Sep. 04 2014 07:27 AM
Scott from Plainview

Teachers are professionals, like doctors, lawyers and accountants. We all have licenses, and must have mandatory continuing education. Teachers should be treated like professionals. Having a strict union contract that treats teachers like plumbers is wrong. You can stop for the day, and pick up where you left off with a plumbing job (most of the time), but you can't do that with children. If they need more prep time, let them do it after school, at home, or at other times.

Sep. 03 2014 02:18 PM
Justin from Brooklyn

I can't help but wonder how this time will be spent at "failing" schools.

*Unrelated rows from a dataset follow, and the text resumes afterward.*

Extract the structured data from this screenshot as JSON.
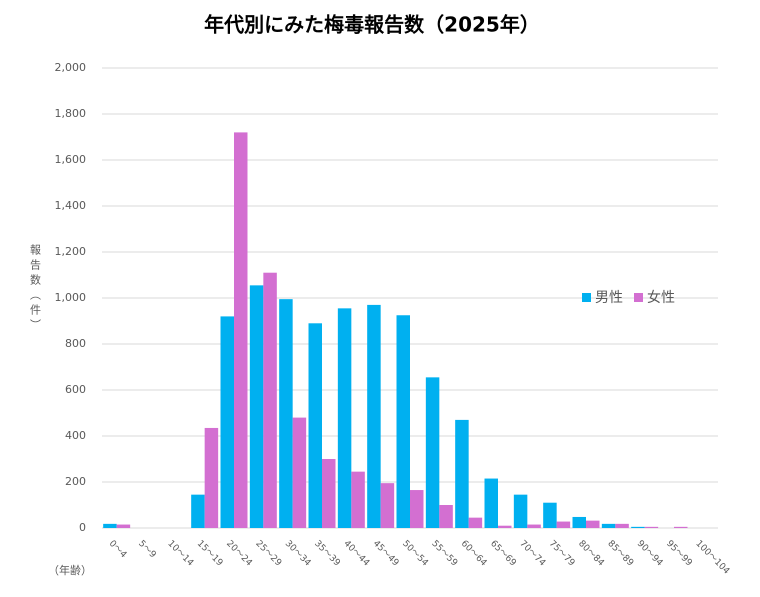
{
  "chart_data": {
    "type": "bar",
    "title": "年代別にみた梅毒報告数（2025年）",
    "y_label": "報告数（件）",
    "x_label": "（年齢）",
    "categories": [
      "0〜4",
      "5〜9",
      "10〜14",
      "15〜19",
      "20〜24",
      "25〜29",
      "30〜34",
      "35〜39",
      "40〜44",
      "45〜49",
      "50〜54",
      "55〜59",
      "60〜64",
      "65〜69",
      "70〜74",
      "75〜79",
      "80〜84",
      "85〜89",
      "90〜94",
      "95〜99",
      "100〜104"
    ],
    "series": [
      {
        "name": "男性",
        "color": "#00b0f0",
        "values": [
          18,
          0,
          0,
          145,
          920,
          1055,
          995,
          890,
          955,
          970,
          925,
          655,
          470,
          215,
          145,
          110,
          48,
          18,
          5,
          0,
          0
        ]
      },
      {
        "name": "女性",
        "color": "#d36fd1",
        "values": [
          15,
          0,
          0,
          435,
          1720,
          1110,
          480,
          300,
          245,
          195,
          165,
          100,
          45,
          10,
          15,
          28,
          32,
          18,
          5,
          5,
          0
        ]
      }
    ],
    "ylim": [
      0,
      2000
    ],
    "yticks": [
      0,
      200,
      400,
      600,
      800,
      {
        "value": 1000,
        "label": "1,000"
      },
      {
        "value": 1200,
        "label": "1,200"
      },
      {
        "value": 1400,
        "label": "1,400"
      },
      {
        "value": 1600,
        "label": "1,600"
      },
      {
        "value": 1800,
        "label": "1,800"
      },
      {
        "value": 2000,
        "label": "2,000"
      }
    ],
    "grid": true,
    "legend": "right"
  }
}
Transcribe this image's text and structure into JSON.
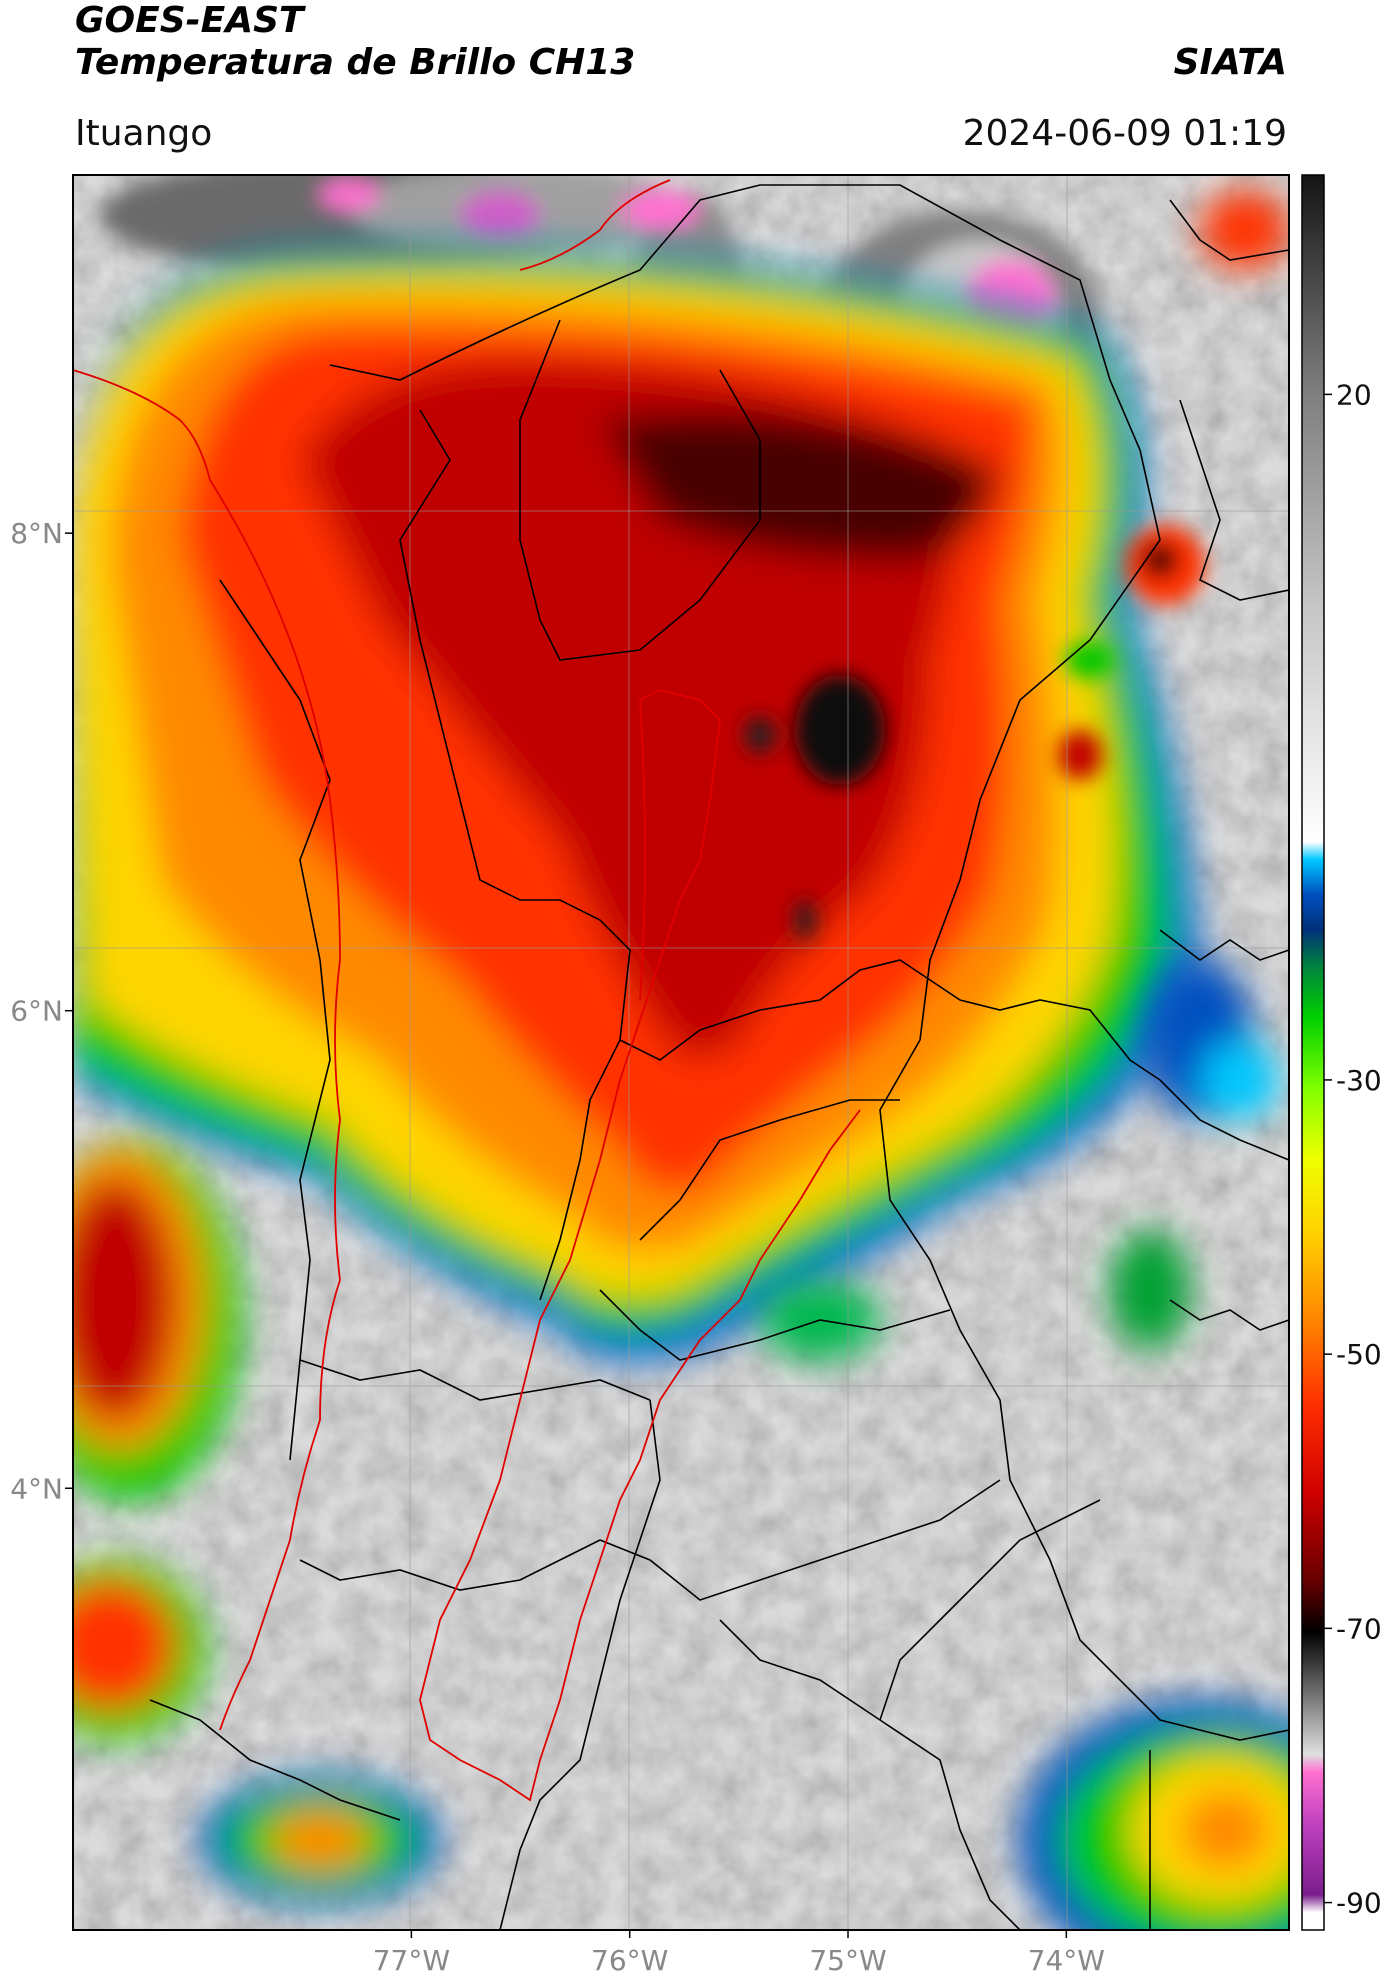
{
  "header": {
    "title_line1": "GOES-EAST",
    "title_line2": "Temperatura de Brillo CH13",
    "brand": "SIATA",
    "region": "Ituango",
    "datetime": "2024-06-09 01:19"
  },
  "map": {
    "lat_range": [
      2.15,
      9.5
    ],
    "lon_range": [
      -78.55,
      -72.98
    ],
    "lat_ticks": [
      {
        "value": 8,
        "label": "8°N"
      },
      {
        "value": 6,
        "label": "6°N"
      },
      {
        "value": 4,
        "label": "4°N"
      }
    ],
    "lon_ticks": [
      {
        "value": -77,
        "label": "77°W"
      },
      {
        "value": -76,
        "label": "76°W"
      },
      {
        "value": -75,
        "label": "75°W"
      },
      {
        "value": -74,
        "label": "74°W"
      }
    ],
    "grid": true,
    "ituango_outline_color": "#e00000",
    "boundary_color": "#000000"
  },
  "colorbar": {
    "range": [
      -92,
      36
    ],
    "ticks": [
      {
        "value": 20,
        "label": "20"
      },
      {
        "value": -30,
        "label": "-30"
      },
      {
        "value": -50,
        "label": "-50"
      },
      {
        "value": -70,
        "label": "-70"
      },
      {
        "value": -90,
        "label": "-90"
      }
    ]
  }
}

Likely more time with professional development that has nothing to do with the needs of such schools, foisted upon them by incompetent administrators who create a negative bully culture.

I am sure it will do well in schools that already have a successful culture built in.

Sep. 03 2014 12:08 PM
Leonie Haimson from NYC

Less time for small group instruction is particularly damaging, given we have the largest class sizes in 15 years in grades K-3 and UFT class size limits have not changed in 40 years. No matter how well-trained our teachers, it will be difficult if not impossible for them to achieve the Chancellor's goals of all 2nd graders reading on "grade level" with class sizes of 25, 30 or more in these grades.

Sep. 03 2014 10:01 AM
David Bloomfield from Brooklyn College

The new contract should have preserved schools' option to use extra time for instruction, along with now-required parent outreach and professional development. Students' and teachers' differing needs should have recognized. In addition, dramatically increased translation services are a must if additional parent conference hours are to be effective.

Sep. 03 2014 08:54 AM
Bridget from Nyack, NY

I was a teacher in the city not too long ago, I find that this professional development can be a great help. However, it also steals actual "prep" time from teachers and they are therefore unable to implement that which is discussed in training.